Although Lola remained at attention, those words brought chills. The planned meeting with her big self had just been broken off. “Actually,” she said in haste. “Is it possible to skip all that? I wanted to play by myself for that hour after Yercy leaves.”

“To dabble with your new imaginary friend? Don’t be childish, dear.”

“But I am a child.” Lola’s response was as if touching frigid steal, quick to withdraw. There interactions normally function by clockwork agreements and docile compliance. There was no such thing as contempt.

Her mother’s eyes glared their brash emerald hue. The girl’s body turned stiff, cold under her spotlight. It was a form of submission that she happily accepted, more so than any apology spoken out loud. Obeying was the only way to make everything painless.

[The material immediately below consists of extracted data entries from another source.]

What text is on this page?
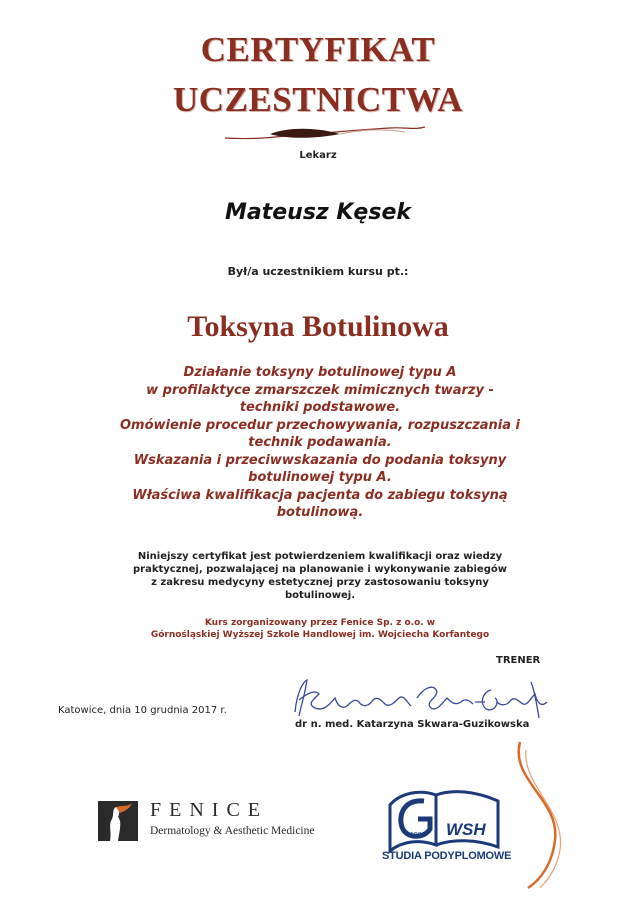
CERTYFIKAT
UCZESTNICTWA
Lekarz
Mateusz Kęsek
Był/a uczestnikiem kursu pt.:
Toksyna Botulinowa
Działanie toksyny botulinowej typu A
w profilaktyce zmarszczek mimicznych twarzy -
techniki podstawowe.
Omówienie procedur przechowywania, rozpuszczania i
technik podawania.
Wskazania i przeciwwskazania do podania toksyny
botulinowej typu A.
Właściwa kwalifikacja pacjenta do zabiegu toksyną
botulinową.
Niniejszy certyfikat jest potwierdzeniem kwalifikacji oraz wiedzy
praktycznej, pozwalającej na planowanie i wykonywanie zabiegów
z zakresu medycyny estetycznej przy zastosowaniu toksyny
botulinowej.
Kurs zorganizowany przez Fenice Sp. z o.o. w
Górnośląskiej Wyższej Szkole Handlowej im. Wojciecha Korfantego
TRENER
Katowice, dnia 10 grudnia 2017 r.
dr n. med. Katarzyna Skwara-Guzikowska
FENICE
Dermatology & Aesthetic Medicine	WSH
1991
STUDIA PODYPLOMOWE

“And I suggest distancing yourself from Yercy as well,” her mother added. “You’ll be moved up a tier once these last few lessons are complete. There will be less time to waist on futile activities.”

Lola remained placid. I get it. Less play time. The usual.

Her mother left after making sure the yellow dress was cleaned raw of imperfections that never existed. Instantly, Lola sprung from her chilled state and headed outside wearing her favorite royal blue sundress and flip flops two sizes too big. The imaginary oxygen mask could be removed. There was no need for such constraints in a world free of pipe smoke and cheap fragrances. Finally, open air, open skies. A smooth birch boardwalk lead towards the waves where freedom dwelled soundly, saying hello with fine sands between her toes. However, Lola’s attention had already devoted itself to searching for her best friend, which, intriguingly enough, was like picking out a precious jewel among coal.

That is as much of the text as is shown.